Ein weiteres Problem des norwegischen Plans besteht aus Backholers Sicht darin, dass Lebensmittelmarken weiterhin mit ihren Firmennamen oder Logos werben können, solange sie nicht für ein bestimmtes Produkt werben, das als ungesund gilt.
„Kein Land der Welt greift hier wirklich in die Tasten, weil (…) es keine wirklich gute Definition dafür gibt, wie man eine Marke als gesund oder ungesund definiert“, sagte Backholer gegenüber Euronews Health.
Es ist nicht das erste Mal, dass Norwegen versucht, Werbung für ungesunde Lebensmittel zu verbieten. Der vorherige Versuch scheiterte 2012 unter dem Druck der Lebensmittel- und Getränkeindustrie und ebnete damit den Weg für ein selbstreguliertes System.
Mushtaq sagte, dass nun der politische Wille vorhanden sei, staatliche Regulierungen einzuführen. Er geht davon aus, dass diese bald nach der Kommentierungsfrist abgeschlossen und bis Ende 2025 umgesetzt sein werden.
Online-Einschränkungen und andere Praktiken
Die britischen Vorschriften gelten als die schärfsten in ganz Europa. Neben den Beschränkungen zur besten Sendezeit wird auch die Online-Werbung für ungesunde Lebensmittel vollständig verboten, auch über die bei jungen Menschen beliebten Online-Spiele.
Für Verfechter der öffentlichen Gesundheit sind derartige Online-Einschränkungen von entscheidender Bedeutung, da die Ersteller sozialer Medien großen Einfluss auf Kinder haben und Unternehmen ihrer Zielgruppe online hochgradig personalisierte Werbung senden können.
Auch andere europäische Länder haben Schritte in diese Richtung unternommen, die allerdings nicht so umfassend sind. So schränkt Portugal seit 2019 Werbung für ungesunde Lebensmittel im Fernsehen und Radio ein, wenn mindestens ein Viertel des Publikums aus Kindern unter 16 Jahren besteht.
Auch in Spanien und Deutschland forderten Beamte in den letzten Jahren Werbeverbote für Kinder.
Im Jahr 2023 wird eine EU-Arbeitsgruppe empfohlen, dass Die Mitgliedstaaten erlassen plattformübergreifende Marketingbeschränkungen und erhöhen die Altersgrenze auf 18 Jahre. Die EU-Gesetzgeber haben jedoch noch keine Maßnahmen ergriffen.

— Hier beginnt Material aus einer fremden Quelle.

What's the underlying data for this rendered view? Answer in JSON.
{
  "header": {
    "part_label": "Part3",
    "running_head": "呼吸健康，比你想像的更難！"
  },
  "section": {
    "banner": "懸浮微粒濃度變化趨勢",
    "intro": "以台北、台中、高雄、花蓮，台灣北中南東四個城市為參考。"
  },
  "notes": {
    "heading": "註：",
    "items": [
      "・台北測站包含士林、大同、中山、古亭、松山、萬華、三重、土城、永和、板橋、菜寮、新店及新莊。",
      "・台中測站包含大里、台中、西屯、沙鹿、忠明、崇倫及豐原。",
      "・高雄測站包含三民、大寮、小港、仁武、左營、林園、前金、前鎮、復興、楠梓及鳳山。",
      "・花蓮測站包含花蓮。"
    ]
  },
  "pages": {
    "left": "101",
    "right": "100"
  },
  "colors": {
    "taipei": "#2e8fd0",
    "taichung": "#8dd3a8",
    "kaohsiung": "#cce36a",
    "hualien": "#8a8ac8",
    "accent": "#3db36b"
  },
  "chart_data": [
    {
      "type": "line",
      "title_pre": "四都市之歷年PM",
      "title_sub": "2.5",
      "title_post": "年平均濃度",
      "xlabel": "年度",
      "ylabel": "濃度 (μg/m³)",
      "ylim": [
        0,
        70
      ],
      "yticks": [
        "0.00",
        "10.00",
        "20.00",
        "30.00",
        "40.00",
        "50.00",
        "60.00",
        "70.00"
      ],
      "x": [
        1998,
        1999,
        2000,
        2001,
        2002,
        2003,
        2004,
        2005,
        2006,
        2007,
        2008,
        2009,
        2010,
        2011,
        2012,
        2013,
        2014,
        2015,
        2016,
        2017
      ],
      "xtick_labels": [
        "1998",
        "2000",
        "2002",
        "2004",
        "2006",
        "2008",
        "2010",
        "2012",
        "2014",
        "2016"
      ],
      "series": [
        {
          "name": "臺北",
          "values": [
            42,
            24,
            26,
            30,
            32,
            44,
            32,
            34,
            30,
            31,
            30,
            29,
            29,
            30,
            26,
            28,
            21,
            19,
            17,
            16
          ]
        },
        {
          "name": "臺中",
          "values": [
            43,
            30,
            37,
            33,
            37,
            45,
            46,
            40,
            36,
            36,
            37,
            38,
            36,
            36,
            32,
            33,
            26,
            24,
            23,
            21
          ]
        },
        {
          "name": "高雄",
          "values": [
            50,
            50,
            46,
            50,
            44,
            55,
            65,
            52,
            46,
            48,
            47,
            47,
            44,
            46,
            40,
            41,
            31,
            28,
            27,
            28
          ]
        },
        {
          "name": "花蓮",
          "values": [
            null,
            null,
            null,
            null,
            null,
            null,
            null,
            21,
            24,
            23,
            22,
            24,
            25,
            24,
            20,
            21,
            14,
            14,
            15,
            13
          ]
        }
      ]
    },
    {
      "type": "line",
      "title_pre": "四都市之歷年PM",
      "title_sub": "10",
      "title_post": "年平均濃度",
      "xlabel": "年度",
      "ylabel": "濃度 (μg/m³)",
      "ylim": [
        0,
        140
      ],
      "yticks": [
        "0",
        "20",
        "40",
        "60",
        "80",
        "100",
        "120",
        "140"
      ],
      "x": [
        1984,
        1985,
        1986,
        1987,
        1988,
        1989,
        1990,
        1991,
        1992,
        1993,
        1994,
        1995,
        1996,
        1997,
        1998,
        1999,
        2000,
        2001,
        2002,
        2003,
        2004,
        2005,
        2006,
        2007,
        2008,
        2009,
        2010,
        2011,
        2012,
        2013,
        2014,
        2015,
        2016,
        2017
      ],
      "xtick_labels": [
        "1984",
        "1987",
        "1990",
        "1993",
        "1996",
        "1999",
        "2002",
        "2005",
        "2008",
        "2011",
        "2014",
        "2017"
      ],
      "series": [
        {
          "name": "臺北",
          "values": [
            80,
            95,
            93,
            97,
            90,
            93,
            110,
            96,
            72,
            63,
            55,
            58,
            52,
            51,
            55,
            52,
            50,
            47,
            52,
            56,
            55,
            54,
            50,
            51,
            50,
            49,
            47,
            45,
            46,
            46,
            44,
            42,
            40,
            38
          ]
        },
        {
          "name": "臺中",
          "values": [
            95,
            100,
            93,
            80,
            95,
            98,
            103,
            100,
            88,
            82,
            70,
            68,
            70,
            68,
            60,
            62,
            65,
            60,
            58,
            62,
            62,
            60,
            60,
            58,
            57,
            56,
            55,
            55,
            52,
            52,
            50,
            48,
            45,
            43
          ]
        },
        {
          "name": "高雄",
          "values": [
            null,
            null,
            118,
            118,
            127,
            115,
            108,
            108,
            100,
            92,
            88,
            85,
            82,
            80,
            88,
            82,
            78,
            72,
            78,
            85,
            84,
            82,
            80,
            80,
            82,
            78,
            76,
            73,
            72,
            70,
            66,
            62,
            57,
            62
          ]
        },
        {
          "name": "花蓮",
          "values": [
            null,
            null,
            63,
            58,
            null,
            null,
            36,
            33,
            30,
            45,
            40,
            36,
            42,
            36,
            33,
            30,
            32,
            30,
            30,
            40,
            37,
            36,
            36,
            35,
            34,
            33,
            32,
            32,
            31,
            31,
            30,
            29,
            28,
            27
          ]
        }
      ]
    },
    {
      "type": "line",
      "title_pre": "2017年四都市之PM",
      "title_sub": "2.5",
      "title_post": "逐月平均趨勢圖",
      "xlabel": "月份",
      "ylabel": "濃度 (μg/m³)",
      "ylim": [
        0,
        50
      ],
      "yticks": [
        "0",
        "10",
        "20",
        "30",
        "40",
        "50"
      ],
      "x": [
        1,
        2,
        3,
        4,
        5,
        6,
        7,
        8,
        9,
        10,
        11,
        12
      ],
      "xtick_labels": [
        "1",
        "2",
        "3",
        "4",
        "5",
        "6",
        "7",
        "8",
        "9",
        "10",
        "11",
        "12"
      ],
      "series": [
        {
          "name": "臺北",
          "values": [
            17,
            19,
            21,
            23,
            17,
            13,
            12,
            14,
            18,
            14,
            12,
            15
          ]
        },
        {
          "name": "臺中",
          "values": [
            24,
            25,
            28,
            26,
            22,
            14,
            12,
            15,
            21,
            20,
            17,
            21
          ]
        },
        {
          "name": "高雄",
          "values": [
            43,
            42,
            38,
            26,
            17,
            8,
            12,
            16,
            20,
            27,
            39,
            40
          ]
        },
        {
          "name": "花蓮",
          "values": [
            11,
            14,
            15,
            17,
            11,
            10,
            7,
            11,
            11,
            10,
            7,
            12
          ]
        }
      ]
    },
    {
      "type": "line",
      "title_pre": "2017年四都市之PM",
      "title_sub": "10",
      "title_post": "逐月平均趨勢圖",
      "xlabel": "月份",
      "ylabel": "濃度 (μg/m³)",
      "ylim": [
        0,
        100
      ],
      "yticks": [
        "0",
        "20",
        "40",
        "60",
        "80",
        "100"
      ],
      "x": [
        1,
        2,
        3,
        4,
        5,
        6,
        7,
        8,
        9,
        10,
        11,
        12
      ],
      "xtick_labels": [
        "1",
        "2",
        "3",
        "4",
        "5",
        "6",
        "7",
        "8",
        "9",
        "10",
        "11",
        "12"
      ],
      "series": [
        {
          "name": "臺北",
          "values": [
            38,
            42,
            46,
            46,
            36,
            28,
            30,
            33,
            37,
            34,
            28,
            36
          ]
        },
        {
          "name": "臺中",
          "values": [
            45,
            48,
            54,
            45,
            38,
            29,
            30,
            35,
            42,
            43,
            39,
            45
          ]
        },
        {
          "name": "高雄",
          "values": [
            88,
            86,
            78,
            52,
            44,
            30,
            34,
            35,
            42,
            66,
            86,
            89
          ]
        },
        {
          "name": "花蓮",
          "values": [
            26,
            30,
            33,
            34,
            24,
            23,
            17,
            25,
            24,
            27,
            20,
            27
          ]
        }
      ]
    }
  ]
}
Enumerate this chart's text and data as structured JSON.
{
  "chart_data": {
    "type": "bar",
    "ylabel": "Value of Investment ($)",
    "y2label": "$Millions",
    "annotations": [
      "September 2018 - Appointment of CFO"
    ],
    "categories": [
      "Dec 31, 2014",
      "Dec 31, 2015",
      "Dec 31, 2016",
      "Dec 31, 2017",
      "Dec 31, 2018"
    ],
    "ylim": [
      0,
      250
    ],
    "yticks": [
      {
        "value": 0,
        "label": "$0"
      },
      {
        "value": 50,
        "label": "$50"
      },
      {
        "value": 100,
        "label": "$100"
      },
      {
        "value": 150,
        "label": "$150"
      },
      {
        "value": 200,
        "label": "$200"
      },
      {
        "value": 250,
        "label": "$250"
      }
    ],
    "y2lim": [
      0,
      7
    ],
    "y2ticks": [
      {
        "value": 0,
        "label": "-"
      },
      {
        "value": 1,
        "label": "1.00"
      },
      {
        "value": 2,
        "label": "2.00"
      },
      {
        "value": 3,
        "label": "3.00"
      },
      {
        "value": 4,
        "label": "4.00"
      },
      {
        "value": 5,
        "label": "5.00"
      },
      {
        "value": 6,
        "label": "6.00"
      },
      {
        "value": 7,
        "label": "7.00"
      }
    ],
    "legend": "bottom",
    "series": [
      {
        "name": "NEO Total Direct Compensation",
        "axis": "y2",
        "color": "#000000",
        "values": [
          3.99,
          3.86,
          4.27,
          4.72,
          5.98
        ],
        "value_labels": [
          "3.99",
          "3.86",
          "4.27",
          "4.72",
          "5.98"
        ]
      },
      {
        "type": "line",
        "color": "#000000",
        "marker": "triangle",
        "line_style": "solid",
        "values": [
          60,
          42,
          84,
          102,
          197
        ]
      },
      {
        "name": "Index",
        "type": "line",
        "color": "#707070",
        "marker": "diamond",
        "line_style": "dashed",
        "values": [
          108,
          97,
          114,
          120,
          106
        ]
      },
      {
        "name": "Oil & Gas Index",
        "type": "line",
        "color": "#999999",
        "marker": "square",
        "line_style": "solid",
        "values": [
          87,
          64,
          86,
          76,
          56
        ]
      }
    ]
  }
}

„Es ist sehr wichtig, solche Best Practices zu haben“, sagte Calvert. „Es geht darum, dass die politischen Entscheidungsträger auf die wissenschaftlichen Erkenntnisse hören.“
Letztlich, so Calvert, sollten Werbebeschränkungen mit anderen Maßnahmen einhergehen, um eine gesunde Ernährung von Kindern und Jugendlichen zu fördern. Großbritannien erhebt beispielsweise auch eine Steuer auf Limonaden und andere zuckerhaltige Getränke, die gutgeschrieben mit Reduzierung des Zuckerzusatzkonsums von Kindern um die Hälfte.
Calvert befürwortet außerdem verpflichtende Nährwertkennzeichnungen auf Lebensmittelverpackungen und eine Einschränkung der Werbung für ungesunde Snacks in Lebensmittelgeschäften und anderen Einzelhandelsgeschäften, etwa durch das Aufstellen von Schokoriegeln an den Kassen.
„Jede Reaktion auf die Fettleibigkeitskrise muss all diese Einflüsse berücksichtigen“, sagte Calvert.